The unreleased documents argue that the plaintiffs should be allowed to amend their complaint, alleging that the information disclosed by Meta is evidence that the DMCA claim was justified. They also say the investigative process has revealed reasons to add new charges. The motion alleges, “Meta, through a corporate representative who testified on November 20, 2024, is now accused of uploading (a.k.a. 'seeding') pirated files containing Plaintiff's works to 'torrent' sites under oath. ) has been accepted.” (Seeding occurs when torrented files are shared with other peers after they have been downloaded.)
“This torrenting activity turned Meta into a distributor of the same pirated copyrighted content that it was also downloading for use in its commercially available AI models,” claims one of the newly unpublished documents, alleging that What Meta did not do, in other words, was not only use copyrighted material but also disseminate it without permission.
Libgen, a collection of books uploaded to the Internet that originated in Russia around 2008, is one of the largest and most controversial “shadow libraries” in the world.
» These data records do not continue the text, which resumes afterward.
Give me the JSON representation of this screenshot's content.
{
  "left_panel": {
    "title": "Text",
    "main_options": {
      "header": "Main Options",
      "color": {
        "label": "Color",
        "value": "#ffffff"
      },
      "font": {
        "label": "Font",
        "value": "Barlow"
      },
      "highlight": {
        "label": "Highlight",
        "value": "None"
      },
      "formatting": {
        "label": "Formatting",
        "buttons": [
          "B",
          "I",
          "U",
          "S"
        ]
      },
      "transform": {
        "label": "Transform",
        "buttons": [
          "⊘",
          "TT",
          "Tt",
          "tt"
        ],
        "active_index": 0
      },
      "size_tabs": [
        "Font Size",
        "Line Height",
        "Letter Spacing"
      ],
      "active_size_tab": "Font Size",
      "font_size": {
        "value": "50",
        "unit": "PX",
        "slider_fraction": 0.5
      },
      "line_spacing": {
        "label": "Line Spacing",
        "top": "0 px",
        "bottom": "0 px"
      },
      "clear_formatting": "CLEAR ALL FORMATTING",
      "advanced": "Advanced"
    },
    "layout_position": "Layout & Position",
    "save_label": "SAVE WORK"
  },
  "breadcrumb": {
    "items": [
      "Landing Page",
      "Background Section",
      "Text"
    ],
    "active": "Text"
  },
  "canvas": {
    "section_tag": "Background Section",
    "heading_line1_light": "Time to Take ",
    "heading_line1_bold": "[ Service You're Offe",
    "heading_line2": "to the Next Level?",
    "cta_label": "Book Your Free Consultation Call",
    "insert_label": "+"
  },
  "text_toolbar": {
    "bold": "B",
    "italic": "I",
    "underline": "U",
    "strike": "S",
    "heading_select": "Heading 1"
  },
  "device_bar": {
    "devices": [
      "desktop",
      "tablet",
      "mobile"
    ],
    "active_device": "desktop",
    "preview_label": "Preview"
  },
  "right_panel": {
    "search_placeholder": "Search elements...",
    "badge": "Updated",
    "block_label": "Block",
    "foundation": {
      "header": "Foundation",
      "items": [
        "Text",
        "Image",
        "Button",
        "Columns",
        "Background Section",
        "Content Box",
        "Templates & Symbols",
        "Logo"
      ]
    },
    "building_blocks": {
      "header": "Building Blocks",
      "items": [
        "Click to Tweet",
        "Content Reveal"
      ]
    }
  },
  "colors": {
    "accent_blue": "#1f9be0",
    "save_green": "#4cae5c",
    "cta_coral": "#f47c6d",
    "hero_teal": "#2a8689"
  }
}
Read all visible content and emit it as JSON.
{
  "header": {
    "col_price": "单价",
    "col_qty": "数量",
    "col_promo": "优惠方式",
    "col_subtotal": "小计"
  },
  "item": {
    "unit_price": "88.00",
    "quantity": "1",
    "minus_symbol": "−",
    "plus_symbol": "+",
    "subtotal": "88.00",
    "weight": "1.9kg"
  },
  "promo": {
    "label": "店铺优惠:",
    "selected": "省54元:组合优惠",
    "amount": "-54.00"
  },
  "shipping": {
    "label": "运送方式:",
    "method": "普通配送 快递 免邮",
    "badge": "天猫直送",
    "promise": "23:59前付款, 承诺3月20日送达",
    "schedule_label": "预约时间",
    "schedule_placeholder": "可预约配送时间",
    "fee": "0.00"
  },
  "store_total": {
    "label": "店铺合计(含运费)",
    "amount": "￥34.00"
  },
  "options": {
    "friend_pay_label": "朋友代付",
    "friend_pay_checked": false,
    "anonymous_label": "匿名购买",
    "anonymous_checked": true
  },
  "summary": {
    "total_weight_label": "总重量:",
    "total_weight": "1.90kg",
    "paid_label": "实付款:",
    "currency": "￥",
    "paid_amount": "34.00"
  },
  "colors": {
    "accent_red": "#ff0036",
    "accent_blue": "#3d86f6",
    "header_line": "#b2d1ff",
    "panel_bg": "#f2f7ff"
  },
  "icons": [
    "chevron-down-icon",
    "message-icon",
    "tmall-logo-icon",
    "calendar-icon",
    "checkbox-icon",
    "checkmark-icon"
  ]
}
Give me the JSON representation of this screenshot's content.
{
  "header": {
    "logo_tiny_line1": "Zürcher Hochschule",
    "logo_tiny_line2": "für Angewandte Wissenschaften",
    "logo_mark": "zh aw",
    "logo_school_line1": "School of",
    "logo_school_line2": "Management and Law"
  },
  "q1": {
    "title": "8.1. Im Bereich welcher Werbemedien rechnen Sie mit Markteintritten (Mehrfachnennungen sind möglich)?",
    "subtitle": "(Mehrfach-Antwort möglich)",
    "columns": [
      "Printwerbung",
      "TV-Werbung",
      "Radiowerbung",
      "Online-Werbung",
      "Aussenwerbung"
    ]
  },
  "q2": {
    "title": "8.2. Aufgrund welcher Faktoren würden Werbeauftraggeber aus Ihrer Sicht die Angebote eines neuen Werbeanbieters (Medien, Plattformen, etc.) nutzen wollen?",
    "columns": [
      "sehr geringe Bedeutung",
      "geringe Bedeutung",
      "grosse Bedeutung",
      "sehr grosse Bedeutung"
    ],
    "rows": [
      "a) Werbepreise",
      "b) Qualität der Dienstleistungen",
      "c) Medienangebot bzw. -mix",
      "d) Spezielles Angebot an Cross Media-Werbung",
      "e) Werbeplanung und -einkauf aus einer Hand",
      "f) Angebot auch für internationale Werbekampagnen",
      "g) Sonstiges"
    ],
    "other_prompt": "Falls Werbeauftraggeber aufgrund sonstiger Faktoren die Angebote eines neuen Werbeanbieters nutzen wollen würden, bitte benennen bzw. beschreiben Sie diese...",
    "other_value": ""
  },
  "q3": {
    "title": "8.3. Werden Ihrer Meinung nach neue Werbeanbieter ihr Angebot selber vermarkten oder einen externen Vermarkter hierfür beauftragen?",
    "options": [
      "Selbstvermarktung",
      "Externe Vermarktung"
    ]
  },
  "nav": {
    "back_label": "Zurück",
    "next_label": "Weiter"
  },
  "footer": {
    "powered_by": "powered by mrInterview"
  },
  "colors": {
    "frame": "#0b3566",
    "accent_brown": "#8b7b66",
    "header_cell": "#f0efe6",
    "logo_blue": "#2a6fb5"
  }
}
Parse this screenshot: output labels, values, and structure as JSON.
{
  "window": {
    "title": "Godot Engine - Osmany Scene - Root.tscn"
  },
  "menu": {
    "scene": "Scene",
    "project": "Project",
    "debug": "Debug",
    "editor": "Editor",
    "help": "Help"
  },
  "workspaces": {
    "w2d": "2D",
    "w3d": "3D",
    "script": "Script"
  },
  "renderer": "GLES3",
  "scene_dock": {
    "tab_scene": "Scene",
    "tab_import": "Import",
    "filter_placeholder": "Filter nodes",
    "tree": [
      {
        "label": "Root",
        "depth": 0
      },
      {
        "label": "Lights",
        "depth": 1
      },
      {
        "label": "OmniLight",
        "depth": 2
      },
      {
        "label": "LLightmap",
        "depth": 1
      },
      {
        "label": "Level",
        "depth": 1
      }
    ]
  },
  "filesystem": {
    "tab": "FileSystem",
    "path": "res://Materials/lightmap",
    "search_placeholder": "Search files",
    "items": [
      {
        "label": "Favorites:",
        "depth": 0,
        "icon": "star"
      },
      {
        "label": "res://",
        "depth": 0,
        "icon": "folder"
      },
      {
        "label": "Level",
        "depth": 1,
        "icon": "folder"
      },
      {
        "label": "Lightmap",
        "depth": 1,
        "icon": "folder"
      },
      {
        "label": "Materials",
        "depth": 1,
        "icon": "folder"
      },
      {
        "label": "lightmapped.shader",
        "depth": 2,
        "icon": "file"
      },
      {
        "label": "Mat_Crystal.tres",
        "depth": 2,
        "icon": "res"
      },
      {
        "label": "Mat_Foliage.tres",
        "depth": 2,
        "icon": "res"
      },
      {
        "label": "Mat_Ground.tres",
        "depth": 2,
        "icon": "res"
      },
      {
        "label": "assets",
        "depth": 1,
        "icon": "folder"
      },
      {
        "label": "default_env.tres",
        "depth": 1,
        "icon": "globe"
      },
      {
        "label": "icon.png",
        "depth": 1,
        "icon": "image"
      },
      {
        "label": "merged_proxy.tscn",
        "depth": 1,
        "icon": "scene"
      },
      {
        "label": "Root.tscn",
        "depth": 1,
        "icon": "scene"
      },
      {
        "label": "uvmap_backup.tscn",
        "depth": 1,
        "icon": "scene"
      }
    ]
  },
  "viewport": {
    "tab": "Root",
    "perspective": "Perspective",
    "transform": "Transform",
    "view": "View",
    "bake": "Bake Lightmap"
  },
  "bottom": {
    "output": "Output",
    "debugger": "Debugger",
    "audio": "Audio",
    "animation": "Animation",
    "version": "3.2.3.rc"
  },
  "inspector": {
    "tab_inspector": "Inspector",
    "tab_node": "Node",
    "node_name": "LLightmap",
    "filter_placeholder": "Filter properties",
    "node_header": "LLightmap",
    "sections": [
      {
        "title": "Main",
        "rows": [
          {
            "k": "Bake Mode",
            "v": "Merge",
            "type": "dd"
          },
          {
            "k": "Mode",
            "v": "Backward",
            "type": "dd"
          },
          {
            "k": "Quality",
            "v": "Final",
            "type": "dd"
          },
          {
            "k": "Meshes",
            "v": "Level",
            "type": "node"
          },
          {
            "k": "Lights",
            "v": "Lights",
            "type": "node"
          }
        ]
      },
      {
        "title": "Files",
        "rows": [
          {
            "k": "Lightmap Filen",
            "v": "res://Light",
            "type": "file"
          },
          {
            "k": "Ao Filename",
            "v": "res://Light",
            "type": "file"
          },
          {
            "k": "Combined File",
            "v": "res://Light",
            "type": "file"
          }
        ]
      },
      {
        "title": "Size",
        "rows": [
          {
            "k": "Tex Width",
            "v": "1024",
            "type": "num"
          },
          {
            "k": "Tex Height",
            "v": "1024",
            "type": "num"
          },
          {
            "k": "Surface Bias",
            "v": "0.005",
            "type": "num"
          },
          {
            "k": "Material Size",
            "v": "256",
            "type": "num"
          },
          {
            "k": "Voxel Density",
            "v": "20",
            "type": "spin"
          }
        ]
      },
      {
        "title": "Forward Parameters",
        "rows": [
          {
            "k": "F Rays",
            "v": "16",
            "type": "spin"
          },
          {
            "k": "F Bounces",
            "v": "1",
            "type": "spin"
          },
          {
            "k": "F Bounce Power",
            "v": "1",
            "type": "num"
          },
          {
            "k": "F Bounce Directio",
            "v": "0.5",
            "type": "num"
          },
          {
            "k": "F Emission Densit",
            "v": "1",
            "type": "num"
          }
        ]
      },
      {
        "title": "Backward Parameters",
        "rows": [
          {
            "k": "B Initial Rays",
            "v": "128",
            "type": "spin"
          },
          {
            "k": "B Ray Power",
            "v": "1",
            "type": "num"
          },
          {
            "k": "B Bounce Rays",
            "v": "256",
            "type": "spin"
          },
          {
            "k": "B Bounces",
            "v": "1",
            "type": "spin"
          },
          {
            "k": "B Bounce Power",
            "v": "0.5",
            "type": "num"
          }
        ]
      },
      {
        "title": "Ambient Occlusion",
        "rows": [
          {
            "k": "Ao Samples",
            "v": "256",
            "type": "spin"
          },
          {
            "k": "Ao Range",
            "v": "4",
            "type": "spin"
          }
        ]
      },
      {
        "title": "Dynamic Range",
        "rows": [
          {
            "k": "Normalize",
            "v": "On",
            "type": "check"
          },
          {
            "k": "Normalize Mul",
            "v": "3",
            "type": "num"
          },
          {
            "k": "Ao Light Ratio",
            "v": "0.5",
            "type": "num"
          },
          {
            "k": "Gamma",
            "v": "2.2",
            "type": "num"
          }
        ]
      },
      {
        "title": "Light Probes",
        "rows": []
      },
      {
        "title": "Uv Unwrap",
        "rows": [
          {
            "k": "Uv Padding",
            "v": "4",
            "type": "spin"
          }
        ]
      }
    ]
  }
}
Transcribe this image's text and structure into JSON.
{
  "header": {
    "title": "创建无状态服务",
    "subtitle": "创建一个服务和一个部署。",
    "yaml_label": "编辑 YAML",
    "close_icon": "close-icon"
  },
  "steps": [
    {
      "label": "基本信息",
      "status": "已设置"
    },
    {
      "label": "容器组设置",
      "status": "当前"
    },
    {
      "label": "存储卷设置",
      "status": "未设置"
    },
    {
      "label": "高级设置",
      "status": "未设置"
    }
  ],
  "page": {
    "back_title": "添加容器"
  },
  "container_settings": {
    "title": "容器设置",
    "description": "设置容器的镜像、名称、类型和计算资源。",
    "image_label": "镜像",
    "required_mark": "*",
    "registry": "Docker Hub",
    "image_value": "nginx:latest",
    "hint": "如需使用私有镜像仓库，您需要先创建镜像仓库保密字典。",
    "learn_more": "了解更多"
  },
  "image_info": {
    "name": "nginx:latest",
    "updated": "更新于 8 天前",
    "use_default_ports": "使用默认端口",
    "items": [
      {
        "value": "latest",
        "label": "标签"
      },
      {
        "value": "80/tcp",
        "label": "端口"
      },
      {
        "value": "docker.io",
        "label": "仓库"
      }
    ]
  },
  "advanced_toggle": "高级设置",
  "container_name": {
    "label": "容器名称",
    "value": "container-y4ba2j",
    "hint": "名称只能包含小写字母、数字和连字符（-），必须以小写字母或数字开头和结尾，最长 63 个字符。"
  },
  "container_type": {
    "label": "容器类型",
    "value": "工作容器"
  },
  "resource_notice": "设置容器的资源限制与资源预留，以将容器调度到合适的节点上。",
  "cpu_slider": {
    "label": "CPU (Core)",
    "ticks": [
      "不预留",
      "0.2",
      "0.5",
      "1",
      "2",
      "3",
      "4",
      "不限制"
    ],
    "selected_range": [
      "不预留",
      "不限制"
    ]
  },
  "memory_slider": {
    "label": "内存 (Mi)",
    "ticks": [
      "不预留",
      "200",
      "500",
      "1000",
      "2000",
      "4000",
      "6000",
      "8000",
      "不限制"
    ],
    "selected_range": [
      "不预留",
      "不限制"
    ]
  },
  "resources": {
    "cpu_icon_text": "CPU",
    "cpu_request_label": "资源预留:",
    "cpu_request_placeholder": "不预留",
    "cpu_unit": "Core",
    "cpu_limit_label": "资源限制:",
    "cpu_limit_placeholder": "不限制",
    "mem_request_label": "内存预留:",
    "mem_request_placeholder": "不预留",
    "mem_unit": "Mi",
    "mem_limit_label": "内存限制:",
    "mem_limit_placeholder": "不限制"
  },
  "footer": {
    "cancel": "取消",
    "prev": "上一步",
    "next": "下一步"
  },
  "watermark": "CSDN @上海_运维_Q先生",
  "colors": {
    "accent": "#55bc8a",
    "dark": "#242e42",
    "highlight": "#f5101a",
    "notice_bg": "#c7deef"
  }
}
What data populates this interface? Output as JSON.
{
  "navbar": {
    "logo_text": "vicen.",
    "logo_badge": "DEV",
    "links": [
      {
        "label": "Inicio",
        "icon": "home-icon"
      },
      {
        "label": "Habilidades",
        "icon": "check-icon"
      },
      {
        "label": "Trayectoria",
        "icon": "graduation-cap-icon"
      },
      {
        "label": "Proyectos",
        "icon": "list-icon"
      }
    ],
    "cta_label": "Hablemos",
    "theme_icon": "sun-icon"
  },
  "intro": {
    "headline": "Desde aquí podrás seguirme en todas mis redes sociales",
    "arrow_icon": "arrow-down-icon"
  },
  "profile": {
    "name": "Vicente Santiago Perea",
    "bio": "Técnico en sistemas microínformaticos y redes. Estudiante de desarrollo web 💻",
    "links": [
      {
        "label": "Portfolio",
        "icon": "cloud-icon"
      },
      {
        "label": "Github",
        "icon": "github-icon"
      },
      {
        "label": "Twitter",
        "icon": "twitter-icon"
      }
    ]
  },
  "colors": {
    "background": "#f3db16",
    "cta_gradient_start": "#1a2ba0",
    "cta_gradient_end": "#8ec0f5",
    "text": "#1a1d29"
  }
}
In 2015, a New York judge ordered A preliminary injunction against the site followed, a measure theoretically designed to temporarily shut down the archive, but its unidentified administrators simply changed its domain. In September 2024, a different New York judge ordered Libgen will have to pay $30 million to the rights holders for violating their copyrights, even though it is not known who actually operates the piracy hub.
In this case, Meta's search problems are also not over. In the same vein, Chhabria warned the tech giant against any over-broad modification requests in the future: “If Meta again submits an unreasonably broad sealing request, all the content will simply be unsealed,” he said. wrote.